To the Editor
Should anesthesia personnel be involved in conscious sedation methods for endoscopy? This is, I believe, a misframing of an important issue.
Prior to going into anesthesiology, I had planned to do internal medicine. As a result, I spent a great deal of time working with cardiologists, pulmonologists and gastroenterologists. I saw cardioversion performed once with the patient having received 20 mg Valium and being left obtunded for 30 hours. I once saw a patient with severe AS/MS (rheumatic heart disease) code and die because of what I believe to be panic, with no reserve to mount a sufficient cardiac output in the face of massive catecholamine release. The cardiologist had given the patient a ‘safe’ dose of 2.5 mg Valium IV.
Let’s see… There were bone marrow biopsies and aspirations, grindingly done with nothing but local anesthesia (I didn’t realize that local anesthetics worked well on the periosteum).
For colonoscopy I saw internists give Demerol/Valium and later Demerol /Versed cocktails. The results: the vast majority of colonoscopic procedures evoked responses consistent with significant pain. I saw patients groan, squirm, cry out and shed tears.
Do internists know how to use opioids? Prior to PCA, most internists used to order Demerol 25-50 mg q3-4 hr (early 1980s) for “alleviating’ painful conditions.
The fact is, few internists know anything about sedative/amnesic/analgesic drug management. They have developed ever-increasingly invasive procedures with no sensibility about the pain and discomfort they cause. (‘Hold still, Mrs. Jones, this won’t take much longer …. Don’t move Mr. Smith, we’re almost there.’).
What has happened is the same process as putting a frog in a pan of water and heating it up slowly. Internists have gradually come to do more invasive procedures over time, and if just a little more pain occurs than for less invasive procedures, that should be quite all right.
I challenge any endoscopists to face reality: What are the endpoints at which you would say that better anesthetic/analgesic regimen is needed than you are capable of giving? You don’t have an answer to that. You’ve never even thought about doing a visual pain analogue study.
Is amnesia equivalent to adequate anesthesia? Of course not, except to internists. Yet if it were not for Versed, I dare say very few patients would return to their endoscopists for repeat checkups. Even with Versed, I would argue that if patients’ families saw what occurred in endoscopy suites, they wouldn’t let Grandma go back.
As anesthesiologists, we sometimes use amnesic agents to cover up a weak block, but we don’t make it a daily practice.

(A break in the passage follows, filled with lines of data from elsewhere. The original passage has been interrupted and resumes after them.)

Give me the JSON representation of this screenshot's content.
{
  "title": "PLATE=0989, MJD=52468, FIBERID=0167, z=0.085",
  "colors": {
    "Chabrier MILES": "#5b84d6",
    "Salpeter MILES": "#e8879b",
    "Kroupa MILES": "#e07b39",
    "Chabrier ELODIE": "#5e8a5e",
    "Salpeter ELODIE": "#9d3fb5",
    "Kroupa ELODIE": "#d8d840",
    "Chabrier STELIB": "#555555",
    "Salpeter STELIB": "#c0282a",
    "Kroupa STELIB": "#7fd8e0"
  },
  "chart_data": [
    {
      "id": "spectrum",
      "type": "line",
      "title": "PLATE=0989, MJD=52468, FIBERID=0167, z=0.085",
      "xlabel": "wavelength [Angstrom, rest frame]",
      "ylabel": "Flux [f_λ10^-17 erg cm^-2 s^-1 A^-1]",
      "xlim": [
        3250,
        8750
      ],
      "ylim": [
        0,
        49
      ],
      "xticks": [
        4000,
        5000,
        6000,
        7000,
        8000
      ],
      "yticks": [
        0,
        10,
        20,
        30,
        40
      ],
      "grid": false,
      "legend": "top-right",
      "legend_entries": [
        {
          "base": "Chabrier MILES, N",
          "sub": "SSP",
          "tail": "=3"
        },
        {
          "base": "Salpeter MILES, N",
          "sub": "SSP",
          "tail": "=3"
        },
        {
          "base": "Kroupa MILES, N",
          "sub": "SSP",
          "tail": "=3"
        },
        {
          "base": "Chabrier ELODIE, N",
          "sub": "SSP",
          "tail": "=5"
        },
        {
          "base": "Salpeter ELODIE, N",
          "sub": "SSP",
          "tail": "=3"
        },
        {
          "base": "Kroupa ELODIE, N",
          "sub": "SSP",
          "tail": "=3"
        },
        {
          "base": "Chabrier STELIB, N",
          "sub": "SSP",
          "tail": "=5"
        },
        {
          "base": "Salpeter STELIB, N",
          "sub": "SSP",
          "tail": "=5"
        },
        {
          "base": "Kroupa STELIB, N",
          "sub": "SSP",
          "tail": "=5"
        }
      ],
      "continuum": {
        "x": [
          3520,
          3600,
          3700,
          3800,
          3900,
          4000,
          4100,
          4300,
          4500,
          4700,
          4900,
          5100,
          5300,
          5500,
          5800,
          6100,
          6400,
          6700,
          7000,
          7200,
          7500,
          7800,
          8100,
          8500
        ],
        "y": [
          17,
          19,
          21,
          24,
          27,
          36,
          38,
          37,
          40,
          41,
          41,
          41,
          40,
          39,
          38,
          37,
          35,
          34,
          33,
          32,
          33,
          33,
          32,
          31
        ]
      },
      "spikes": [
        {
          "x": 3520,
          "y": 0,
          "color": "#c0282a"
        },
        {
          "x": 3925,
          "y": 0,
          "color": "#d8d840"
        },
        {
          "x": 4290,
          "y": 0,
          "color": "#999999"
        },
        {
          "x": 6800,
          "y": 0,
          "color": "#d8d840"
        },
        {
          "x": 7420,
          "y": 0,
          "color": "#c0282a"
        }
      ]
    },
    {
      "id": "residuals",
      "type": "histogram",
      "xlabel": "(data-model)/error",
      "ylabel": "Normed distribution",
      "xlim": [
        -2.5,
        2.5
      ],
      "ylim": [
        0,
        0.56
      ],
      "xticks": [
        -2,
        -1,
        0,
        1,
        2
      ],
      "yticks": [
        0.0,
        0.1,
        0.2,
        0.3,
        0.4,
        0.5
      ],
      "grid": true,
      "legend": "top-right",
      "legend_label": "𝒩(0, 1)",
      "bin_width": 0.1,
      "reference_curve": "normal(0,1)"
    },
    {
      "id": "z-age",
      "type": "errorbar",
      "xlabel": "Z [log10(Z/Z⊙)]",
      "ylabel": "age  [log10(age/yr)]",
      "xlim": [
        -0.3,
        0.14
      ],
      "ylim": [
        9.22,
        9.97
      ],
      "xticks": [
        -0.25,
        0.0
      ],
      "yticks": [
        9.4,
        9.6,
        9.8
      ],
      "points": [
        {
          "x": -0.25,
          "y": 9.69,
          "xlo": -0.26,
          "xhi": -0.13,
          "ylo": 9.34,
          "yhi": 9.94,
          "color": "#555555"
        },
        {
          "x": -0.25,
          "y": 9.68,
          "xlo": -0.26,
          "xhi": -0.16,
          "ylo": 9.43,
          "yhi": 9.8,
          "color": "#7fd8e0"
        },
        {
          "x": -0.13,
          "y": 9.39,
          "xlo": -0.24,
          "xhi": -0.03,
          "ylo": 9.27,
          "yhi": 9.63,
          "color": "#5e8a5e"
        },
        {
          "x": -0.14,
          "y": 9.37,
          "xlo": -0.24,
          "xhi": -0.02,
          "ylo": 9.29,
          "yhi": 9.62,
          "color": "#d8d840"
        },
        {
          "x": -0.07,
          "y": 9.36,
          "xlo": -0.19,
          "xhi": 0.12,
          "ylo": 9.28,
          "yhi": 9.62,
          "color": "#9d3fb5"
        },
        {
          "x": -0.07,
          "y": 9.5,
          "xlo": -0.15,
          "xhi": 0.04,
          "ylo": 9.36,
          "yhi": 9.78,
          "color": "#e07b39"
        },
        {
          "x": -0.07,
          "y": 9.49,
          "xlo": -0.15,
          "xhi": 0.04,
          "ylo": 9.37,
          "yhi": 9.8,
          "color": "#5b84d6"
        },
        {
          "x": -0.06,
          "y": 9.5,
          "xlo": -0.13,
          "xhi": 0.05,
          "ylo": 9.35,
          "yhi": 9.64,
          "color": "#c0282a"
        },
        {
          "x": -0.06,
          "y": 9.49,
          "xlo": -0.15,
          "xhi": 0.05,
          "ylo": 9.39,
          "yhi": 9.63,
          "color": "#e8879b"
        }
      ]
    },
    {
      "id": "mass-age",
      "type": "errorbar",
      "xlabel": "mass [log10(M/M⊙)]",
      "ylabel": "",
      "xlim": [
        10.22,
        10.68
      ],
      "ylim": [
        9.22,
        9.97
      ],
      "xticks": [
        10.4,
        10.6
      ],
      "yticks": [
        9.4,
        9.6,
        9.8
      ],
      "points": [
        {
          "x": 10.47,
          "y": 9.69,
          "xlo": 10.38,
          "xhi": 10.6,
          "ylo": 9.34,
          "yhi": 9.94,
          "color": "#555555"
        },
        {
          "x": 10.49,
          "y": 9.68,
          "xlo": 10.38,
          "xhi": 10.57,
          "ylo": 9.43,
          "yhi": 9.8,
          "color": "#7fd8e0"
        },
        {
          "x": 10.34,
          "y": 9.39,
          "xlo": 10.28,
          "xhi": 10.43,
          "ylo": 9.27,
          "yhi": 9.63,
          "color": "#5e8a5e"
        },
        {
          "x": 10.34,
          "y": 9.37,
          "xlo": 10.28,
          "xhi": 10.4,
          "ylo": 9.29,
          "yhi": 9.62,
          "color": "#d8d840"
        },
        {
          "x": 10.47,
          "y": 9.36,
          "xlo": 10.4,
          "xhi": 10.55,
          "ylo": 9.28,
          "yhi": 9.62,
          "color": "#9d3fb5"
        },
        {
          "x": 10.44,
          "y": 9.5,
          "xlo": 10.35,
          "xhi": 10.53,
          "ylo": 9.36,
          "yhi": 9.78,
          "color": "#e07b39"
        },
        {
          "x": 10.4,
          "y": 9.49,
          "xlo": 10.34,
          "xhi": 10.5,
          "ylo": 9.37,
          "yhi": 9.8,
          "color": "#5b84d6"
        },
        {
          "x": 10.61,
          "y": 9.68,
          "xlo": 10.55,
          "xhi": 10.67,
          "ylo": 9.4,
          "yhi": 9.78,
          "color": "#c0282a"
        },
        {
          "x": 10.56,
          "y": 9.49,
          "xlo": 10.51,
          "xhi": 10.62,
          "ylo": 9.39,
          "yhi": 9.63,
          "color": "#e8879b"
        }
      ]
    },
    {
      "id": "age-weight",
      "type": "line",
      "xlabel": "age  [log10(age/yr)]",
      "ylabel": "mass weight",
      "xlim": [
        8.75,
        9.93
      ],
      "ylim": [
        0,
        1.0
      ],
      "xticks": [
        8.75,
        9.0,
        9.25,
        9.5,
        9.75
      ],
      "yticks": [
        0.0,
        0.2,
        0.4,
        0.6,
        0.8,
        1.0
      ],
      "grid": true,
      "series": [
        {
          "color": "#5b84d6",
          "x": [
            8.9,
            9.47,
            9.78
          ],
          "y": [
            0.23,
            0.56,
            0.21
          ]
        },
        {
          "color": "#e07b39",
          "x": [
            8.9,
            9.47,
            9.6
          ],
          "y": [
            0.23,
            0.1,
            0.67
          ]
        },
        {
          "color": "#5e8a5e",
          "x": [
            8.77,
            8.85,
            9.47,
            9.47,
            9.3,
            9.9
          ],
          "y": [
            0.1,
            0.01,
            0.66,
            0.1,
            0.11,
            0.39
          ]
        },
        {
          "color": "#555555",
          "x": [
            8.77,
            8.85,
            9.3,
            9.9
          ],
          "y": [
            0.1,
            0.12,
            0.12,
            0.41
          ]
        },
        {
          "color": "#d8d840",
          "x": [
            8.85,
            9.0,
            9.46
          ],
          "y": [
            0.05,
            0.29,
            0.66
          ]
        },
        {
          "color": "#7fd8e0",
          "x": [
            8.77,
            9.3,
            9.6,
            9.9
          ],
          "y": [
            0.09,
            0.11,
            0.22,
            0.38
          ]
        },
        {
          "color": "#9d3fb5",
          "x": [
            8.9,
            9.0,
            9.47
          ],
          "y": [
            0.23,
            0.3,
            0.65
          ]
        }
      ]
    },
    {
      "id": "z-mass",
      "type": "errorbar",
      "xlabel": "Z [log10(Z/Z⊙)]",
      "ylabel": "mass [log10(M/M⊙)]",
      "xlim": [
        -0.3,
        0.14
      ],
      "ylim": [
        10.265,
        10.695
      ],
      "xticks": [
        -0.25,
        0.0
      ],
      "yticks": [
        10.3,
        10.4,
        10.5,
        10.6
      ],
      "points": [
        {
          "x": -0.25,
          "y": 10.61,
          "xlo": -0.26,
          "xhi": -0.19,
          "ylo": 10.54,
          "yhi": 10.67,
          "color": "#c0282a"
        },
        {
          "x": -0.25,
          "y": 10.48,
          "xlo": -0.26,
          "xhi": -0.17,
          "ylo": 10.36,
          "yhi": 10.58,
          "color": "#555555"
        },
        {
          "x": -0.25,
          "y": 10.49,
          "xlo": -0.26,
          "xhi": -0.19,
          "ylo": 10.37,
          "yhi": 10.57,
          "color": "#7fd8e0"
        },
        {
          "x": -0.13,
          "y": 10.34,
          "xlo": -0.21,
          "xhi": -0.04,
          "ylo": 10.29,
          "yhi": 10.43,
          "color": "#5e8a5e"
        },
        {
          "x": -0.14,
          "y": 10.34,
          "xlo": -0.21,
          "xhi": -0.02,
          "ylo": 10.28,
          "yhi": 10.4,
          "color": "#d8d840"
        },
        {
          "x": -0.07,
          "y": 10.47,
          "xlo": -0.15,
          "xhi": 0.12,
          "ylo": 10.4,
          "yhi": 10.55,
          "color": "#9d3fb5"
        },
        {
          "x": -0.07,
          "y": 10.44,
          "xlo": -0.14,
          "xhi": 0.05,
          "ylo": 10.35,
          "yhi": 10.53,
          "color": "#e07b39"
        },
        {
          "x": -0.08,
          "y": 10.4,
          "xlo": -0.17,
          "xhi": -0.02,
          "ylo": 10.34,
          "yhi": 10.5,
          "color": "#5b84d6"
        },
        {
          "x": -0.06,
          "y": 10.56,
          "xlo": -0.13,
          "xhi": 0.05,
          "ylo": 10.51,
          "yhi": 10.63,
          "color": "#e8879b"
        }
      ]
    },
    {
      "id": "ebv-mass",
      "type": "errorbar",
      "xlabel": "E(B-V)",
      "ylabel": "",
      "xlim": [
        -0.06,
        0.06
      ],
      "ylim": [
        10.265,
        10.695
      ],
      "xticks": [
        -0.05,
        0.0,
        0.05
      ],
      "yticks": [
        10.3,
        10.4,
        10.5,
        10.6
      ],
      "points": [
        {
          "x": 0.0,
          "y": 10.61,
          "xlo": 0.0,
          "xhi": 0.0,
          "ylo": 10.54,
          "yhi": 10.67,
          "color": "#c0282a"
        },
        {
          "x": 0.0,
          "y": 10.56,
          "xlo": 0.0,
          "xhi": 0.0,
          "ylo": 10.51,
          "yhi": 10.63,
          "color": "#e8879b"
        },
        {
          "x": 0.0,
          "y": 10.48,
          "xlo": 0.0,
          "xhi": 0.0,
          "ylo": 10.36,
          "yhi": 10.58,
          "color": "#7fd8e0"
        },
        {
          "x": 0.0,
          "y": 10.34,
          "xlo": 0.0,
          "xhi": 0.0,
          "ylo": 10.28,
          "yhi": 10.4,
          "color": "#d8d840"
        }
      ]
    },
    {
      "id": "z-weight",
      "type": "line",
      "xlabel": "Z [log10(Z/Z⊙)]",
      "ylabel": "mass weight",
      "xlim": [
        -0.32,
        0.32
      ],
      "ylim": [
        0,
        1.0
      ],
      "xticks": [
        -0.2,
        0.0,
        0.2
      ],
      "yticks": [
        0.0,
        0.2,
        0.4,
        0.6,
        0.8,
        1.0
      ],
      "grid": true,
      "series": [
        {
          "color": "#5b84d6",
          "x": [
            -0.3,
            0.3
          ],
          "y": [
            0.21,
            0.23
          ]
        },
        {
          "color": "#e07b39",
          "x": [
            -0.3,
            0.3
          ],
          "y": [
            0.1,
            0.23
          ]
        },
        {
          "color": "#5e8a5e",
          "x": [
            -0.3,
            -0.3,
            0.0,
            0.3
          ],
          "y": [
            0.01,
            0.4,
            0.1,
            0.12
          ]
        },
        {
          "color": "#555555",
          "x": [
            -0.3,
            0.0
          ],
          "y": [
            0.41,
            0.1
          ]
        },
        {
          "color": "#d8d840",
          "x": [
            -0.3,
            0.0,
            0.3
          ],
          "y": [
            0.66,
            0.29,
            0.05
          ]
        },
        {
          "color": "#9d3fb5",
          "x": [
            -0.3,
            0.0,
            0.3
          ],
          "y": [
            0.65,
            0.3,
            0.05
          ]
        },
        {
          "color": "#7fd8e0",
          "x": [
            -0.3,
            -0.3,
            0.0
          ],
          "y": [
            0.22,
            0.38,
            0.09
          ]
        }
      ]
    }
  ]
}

The anesthesiologist whose patients writhed under the surgeon’s knife on a routine basis would be someone who would quickly develop a ‘doesn’t know what he’s doing’ reputation among surgeons.
In the wake of numerous mishaps at the hands of endoscopists in the mid-8N, procedural and post-procedural monitoring standards were enacted in most hospitals, and Versed-dosing guidelines were downscaled. (Did it take a warning from Roche to tip anesthesiologists that 0.3-0.7 mg/kg of Versed was an overdose? Then why didn’t endoscopists figure this out on their own, as we did in 1985, if they really knew what they were doing?)
Few anesthesiologists today perform anesthesia services for endoscopy, because of insurers’ unwillingness to pay for it. Yet who has done cost benefit studies, whereby propofol/mivacurium was used and compared to Demerol/Versed, in order to bring evidence before insurers supporting anesthesiology in the GI suite ? My guess is that the procedural and recovery times saved would make general anesthesia very competitive on a pure cost basis, and it would be greatly superior if quality of effect was counted, much as quick GA for cardioversion has proven itself. (Surgeons have known for years that a non-moving target is easier to operate on.) Moreover, as most endoscopy patients are elderly, it makes sense to have someone properly monitor them and be ready to treat any pulmonary or cardiovascular events, while the internist tunnels his way deep into the patients bowel.
We need to educate our internist colleagues, truly educate them, by getting in -and helping them do the job properly. The primary reason why anesthesiologists don’t give anesthesia for GI endoscopies is because neither internists nor anesthesiologists are used to working with each other. Yet, if we throw out the barriers of inertia and tradition, and focus on the needs of patients, it is dear that we need to build some new service bridges.